Chuck Allen, right, listens to speeches during the Chuck Allen Highway dedication ceremony June 4 at the Wayne County Courthouse.

Chuck Allen, Goldsboro’s mayor since 2015, resigned from elected office Tuesday after more than a year of declining health.

“The time has come because of my health that it is best that I step down as mayor,” Allen wrote in his resignation letter that was submitted to the city clerk’s office by Councilman Bill Broadaway Tuesday morning.

Allen has been on a leave of absence since March, with Councilman David Ham serving as mayor pro tem in Allen’s place.

In his letter, Allen thanked the community and said he will always love Goldsboro.

“It has been an honor to work alongside each of you and serve this community that I love so dearly,” Allen said. “While I will be stepping down as mayor, my unwavering commitment and love for this community will always be first in my heart. I encourage all citizens to find helpful and positive ways to continue to make our community great.”

Allen served on Goldsboro City Council beginning in 1999 and was elected mayor in 2015. He is a graduate of Goldsboro High School and N.C. State University. He owns Allen Grading Co. and the Lantern Inn restaurant. He and his wife, Lori, have three children.

He chose local politics because he wanted to serve citizens of his hometown.

“I have done this simply because I care about Goldsboro, am very proud of Goldsboro and have always been committed to making it better,” Allen said.

While in office, he received many awards and accolades. Earlier this month, he had a 5-mile section of the U.S, 70 Bypass named in his honor. In April, he was awarded the Order of the Long Leaf Pine, the governor’s highest civilian honor.

In March, Allen’s leave of absence was announced briefly by Ham during a council meeting, and followed a period of declining health. Allen was diagnosed with cancer in November 2019 but continued to serve more than a year before deciding to take a leave of absence. He received an annual stipend of $11,400 that ends on June 18, said LaToya Henry, Goldsboro spokesperson.

Ham said Tuesday he is saddened by the news.

“As I have said before, mayor Allen has given 20-plus years of his life in the service of the citizens of Goldsboro both as a councilman representing the 5th District and more recently as mayor,” Ham said. “Today, that service officially comes to an end, and that’s a sad time, a sad event.”
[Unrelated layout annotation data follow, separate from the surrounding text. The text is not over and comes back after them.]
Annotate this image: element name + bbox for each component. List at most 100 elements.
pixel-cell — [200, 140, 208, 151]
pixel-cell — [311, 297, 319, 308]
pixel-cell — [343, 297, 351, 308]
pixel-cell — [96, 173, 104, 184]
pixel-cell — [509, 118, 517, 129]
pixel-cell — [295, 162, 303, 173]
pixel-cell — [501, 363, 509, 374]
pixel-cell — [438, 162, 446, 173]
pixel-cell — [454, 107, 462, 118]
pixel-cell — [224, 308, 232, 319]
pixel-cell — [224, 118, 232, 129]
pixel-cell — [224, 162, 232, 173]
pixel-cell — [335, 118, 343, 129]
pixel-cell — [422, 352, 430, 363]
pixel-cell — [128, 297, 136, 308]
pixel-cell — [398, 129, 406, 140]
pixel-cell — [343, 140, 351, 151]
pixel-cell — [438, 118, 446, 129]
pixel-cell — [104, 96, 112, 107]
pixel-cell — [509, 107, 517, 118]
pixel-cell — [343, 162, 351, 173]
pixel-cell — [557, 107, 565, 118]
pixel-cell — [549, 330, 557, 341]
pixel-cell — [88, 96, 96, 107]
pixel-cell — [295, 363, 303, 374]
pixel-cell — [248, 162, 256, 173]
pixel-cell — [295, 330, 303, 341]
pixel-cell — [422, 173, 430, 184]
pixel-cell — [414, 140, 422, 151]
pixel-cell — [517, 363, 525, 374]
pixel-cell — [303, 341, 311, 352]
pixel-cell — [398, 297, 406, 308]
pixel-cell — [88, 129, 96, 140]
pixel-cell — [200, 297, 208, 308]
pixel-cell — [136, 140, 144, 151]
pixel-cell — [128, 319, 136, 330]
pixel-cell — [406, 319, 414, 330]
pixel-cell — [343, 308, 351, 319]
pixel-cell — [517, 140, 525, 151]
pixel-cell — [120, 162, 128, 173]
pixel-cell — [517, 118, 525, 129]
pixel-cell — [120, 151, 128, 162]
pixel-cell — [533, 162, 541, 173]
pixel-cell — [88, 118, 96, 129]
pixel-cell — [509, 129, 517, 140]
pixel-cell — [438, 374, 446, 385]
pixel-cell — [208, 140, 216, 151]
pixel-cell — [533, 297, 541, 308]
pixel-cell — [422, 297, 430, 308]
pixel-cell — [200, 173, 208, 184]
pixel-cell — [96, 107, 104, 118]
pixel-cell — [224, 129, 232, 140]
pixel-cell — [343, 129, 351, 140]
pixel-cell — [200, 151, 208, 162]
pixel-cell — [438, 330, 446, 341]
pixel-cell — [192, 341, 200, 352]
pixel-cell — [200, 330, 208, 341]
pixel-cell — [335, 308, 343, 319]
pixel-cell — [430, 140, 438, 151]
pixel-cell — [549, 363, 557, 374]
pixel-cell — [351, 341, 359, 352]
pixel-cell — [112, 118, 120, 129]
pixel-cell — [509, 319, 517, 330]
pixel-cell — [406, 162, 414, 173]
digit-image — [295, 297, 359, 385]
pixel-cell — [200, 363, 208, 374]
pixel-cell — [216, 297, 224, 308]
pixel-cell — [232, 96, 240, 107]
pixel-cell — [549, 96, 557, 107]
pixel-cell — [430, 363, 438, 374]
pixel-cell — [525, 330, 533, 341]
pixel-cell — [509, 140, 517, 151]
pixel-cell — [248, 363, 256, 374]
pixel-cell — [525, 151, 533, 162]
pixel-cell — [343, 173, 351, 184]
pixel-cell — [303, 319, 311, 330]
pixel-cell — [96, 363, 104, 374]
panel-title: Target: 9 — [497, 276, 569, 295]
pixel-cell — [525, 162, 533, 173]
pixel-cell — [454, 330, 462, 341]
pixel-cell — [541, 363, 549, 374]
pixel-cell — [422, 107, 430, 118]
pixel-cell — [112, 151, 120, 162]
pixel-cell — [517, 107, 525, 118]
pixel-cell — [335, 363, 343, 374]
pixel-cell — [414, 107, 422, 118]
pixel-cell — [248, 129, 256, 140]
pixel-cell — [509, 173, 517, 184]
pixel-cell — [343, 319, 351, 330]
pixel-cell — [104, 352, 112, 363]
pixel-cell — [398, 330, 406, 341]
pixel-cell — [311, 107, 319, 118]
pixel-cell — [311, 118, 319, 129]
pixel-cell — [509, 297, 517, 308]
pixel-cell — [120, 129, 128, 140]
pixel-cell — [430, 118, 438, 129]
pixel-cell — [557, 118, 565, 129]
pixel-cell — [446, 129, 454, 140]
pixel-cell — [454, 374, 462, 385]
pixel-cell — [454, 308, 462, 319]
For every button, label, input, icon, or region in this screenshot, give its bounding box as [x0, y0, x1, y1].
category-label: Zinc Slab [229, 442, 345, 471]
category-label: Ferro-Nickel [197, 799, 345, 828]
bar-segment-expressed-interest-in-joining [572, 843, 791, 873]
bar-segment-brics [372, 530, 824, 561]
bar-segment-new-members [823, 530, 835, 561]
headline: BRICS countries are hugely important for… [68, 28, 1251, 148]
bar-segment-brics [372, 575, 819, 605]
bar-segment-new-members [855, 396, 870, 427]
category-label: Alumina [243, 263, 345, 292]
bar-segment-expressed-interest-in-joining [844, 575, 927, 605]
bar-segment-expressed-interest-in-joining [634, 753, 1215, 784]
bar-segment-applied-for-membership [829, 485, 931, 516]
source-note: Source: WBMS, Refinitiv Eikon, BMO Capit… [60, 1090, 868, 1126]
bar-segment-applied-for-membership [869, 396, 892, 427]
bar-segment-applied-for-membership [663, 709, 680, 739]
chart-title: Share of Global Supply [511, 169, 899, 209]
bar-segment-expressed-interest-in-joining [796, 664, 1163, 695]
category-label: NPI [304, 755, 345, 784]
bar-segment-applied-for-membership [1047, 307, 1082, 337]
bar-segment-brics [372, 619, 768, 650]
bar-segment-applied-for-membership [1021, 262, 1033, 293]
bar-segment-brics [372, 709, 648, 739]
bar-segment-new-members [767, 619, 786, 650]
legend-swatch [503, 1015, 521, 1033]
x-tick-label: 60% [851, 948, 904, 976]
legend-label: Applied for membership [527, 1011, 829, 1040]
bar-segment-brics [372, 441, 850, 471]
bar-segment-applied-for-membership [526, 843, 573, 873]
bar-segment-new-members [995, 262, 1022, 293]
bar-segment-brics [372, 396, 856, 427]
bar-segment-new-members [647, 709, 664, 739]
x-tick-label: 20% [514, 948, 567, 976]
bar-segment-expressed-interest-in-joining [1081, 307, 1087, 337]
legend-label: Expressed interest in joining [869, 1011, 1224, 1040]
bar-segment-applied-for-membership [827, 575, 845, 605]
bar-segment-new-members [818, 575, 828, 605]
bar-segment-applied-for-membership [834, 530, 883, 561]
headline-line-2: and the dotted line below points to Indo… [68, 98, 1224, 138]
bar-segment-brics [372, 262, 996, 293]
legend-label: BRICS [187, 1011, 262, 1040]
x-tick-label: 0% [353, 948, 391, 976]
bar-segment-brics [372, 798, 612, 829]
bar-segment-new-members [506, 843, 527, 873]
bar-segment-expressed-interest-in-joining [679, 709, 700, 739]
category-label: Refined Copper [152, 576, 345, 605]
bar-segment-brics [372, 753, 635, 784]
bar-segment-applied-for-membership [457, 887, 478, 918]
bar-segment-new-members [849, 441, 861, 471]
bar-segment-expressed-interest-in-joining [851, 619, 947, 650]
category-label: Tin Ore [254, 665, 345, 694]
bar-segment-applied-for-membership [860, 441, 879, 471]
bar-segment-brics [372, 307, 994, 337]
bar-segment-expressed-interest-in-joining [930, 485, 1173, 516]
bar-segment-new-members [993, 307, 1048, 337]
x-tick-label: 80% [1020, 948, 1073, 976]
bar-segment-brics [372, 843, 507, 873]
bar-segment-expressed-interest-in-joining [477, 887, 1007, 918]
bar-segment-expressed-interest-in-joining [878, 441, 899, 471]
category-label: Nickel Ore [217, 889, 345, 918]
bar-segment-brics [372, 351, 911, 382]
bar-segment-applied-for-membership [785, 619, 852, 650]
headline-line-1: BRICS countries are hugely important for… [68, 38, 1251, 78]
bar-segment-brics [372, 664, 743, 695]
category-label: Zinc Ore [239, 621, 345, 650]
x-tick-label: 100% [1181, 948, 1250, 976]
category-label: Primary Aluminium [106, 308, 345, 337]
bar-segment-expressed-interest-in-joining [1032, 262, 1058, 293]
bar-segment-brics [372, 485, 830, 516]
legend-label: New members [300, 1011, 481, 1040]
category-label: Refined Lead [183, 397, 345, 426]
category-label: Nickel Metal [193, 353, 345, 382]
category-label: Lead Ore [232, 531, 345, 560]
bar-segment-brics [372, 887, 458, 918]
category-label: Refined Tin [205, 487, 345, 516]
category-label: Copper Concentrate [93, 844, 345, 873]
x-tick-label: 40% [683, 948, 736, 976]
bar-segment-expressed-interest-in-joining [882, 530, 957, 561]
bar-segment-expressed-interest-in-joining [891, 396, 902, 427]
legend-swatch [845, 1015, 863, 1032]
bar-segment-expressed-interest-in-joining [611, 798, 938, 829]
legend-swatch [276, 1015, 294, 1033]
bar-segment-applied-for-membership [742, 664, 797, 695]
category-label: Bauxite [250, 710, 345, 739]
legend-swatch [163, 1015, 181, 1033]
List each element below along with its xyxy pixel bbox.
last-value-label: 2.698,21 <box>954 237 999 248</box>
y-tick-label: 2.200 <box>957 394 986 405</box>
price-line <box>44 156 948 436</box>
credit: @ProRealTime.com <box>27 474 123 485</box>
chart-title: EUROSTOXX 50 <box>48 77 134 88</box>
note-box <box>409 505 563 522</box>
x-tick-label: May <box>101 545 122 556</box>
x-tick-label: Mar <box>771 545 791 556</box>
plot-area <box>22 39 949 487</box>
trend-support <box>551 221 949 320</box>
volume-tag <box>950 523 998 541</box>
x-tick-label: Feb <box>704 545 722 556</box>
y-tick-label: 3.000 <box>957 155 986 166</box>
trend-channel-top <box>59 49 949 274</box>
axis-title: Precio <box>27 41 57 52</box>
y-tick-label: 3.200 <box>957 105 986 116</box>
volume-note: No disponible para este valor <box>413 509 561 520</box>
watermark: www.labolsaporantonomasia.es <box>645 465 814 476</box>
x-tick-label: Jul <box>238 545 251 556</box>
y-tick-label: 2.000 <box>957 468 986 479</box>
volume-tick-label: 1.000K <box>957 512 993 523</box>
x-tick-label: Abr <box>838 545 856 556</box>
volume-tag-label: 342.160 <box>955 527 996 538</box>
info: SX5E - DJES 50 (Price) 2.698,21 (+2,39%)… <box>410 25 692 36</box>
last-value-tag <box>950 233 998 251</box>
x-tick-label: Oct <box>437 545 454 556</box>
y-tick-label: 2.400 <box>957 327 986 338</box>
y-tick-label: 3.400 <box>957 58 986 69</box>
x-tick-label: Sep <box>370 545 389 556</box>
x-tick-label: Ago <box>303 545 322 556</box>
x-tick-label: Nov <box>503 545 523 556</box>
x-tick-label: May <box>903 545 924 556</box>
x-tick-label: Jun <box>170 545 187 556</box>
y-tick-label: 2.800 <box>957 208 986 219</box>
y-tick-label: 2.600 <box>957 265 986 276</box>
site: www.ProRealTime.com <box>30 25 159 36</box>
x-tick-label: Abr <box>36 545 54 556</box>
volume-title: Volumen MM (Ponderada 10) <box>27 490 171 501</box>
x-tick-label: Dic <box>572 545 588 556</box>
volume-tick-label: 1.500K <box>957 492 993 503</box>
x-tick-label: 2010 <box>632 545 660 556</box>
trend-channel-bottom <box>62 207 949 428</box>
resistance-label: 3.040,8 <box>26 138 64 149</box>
Ham did not rule out running as a candidate to replace Allen, though, and said he would consider vying for the position.

“Yes, I have considered that,” Ham said. “I’d only be appointed if I decide to make myself a candidate and the votes were there to appoint me.”

The City Council is tasked with appointing someone to serve in the mayor’s post, until the next municipal election for the city, in 2023.

Councilwoman Hiawatha Jones thinks naming Ham the next mayor makes sense.

“I assume that it would be Dave,” Jones said. “He has the tenure, but you never know.”

Jones also said she is sad to hear the news of Allen’s departure.

“I’m really sad that it came to this,” Jones said. “I knew that it was coming. I just didn’t know when. I’m sad because he’s really done a lot of great things for the city and for Goldsboro, and he really cares. He really cared about the entire Goldsboro, everybody, and he did a lot of things. He helped a lot of people that people don’t even know about.”

Councilman Gene Aycock said the resignation was expected.

“I hate that he had to, (but I) understand it,” Aycock said. “He’s done a great job, and we’ll never find anyone to replace him. He’s doing it because of health. It was probably time, and Chuck probably felt like it was. I understand he’s not doing that well, so that means he’s not going to come back.”

Broadaway turned in Allen’s resignation letter on Allen’s behalf.

“I hate it,” Broadaway said. “I hate the fact that he had to resign.”

Ham said City Council will discuss next steps at its June 21 meeting regarding who will be Allen’s successor.

“We will add it to the agenda for the 21 of June meeting, and we will discuss the process for replacing him,” Ham said.

Allen was not available for comment.

His resignation is effective as of Tuesday, city officials said.